秀星の手にはレジ袋が握られているところを見ると、冷やかしと思われない程度には買ったらしい。
ちなみに、雫にとってはデートのようなものだったが、秀星が平常運転なので面白くないというのが本音だったが、それを言ったところで無駄であろう。

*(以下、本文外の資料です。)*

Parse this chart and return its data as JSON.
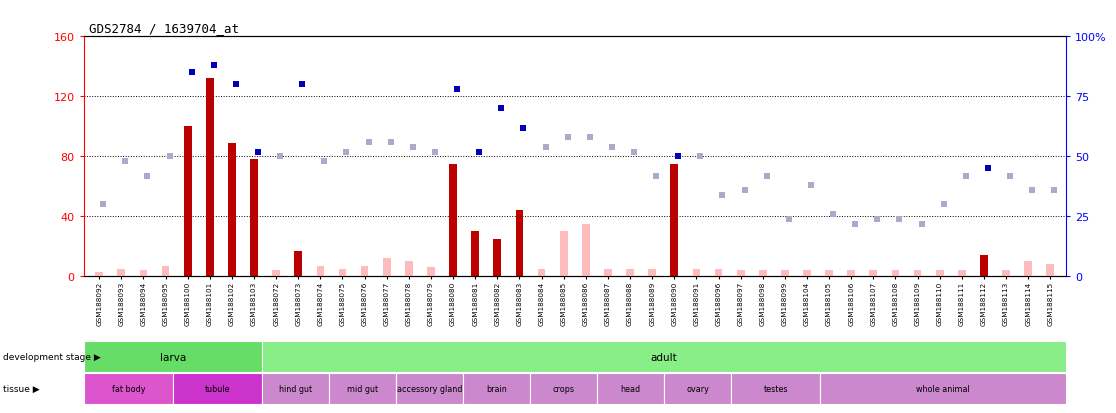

言わなければわからないような奴だとわかっているのだから、それは言わないほうが悪い。
それはそれとして。
「で、あいつら、キャンピングカーの出入り口で何やってんだろうな」
エルフたちが解錠魔法を使ったり、工具を持ち出して何やらいろいろやっているようだ。
「物色する気満々じゃん」
「ここまで露骨だと清々しいが、全然成功してないと滑稽だなぁ」
何も成せない犯罪ほど惨めなものはない。
と思ったら、秀星の隣の『空間にヒビが入った』
「「!?」」
流石に驚く秀星と雫。
その間にも、ヒビは広がっていき、ベリベリと剥がれ始めた。
そして……。
「あれ?どうしたんだ二人共。そんな鳩が豆鉄砲をくらったような顔をして」
来夏が割れた空間から出てきた。
絶句する秀星と雫。
「あの、説明プリーズ」
「ん?ああ、生活を把握する場合って、ごみ捨て場に行けばその一端が見えると思ってあちこち行ってたんだけど、なんかバール拾ってな。振り下ろしたら繋がった」
来夏はバールを使って次元を越えることができるようだ。
散々神器を使いまくって異世界から帰ってきた秀星としては泣きたくなるような現実である。
「で、これがそのバールだ」
来夏は秀星にバールを渡した。
土産のつもりかこのゴリラ。と思いながらも秀星は鑑定。
なんの変哲もないただのバールだ。
秀星だって振り下ろしただけでは空間跳躍はできない。
いや、その言い方だと工夫すればなんの変哲もないバールでも空間跳躍ができることになってしまうのだが。
「で、秀星。これ直せるか?」
来夏はベリベリに剥がれた空間を指差す。
秀星は無言でマシニクルを向けて引き金を引いた。
まるで逆再生しているように戻っていく。
「おお、すげえな」
そう言う来夏だが、なんだろうな。単なるバールで空間を跳躍する来夏と、神器を使ってひび割れた空間をもとに戻す秀星のどちらがすごいのかいまいちよくわからない。
「で、あれは何やってんだ?」
来夏がエルフたちを指差す。
「中に入ろうとして頑張っているところだな」
「なるほど」
頷く来夏。
どうやら現在進行形で物色しようとしている彼らを怒る気はないらしい。
「工具を持ってるやつが何をしようかと思ってオロオロしてるな」
「ネジすらないからね。あのキャンピングカー」
「まあ、オレも強引には開けられねえからなぁ」
そんなことを話す三人。
ちなみに、このキャンピングカーには高度なAIが搭載されている。
カメラも遠くまで見えるし、マイクも高性能なので遠くの音も拾える。
なので秀星たち三人の会話が聞こえるし、バールで空間にヒビを入れたところを確認しているわけだ。
正直、少し自信がないキャンピングカー君である。
「あ、なんかみんな帰ってきたみたいだし、そろそろ行くか」
秀星が振り向くと、他のメンバーが着々と集まっていた。
……もちろん視線の先は、秀星が手に持っているバールである。
それに気がついた秀星は、バールをそっと保存箱の中に仕舞うのだった。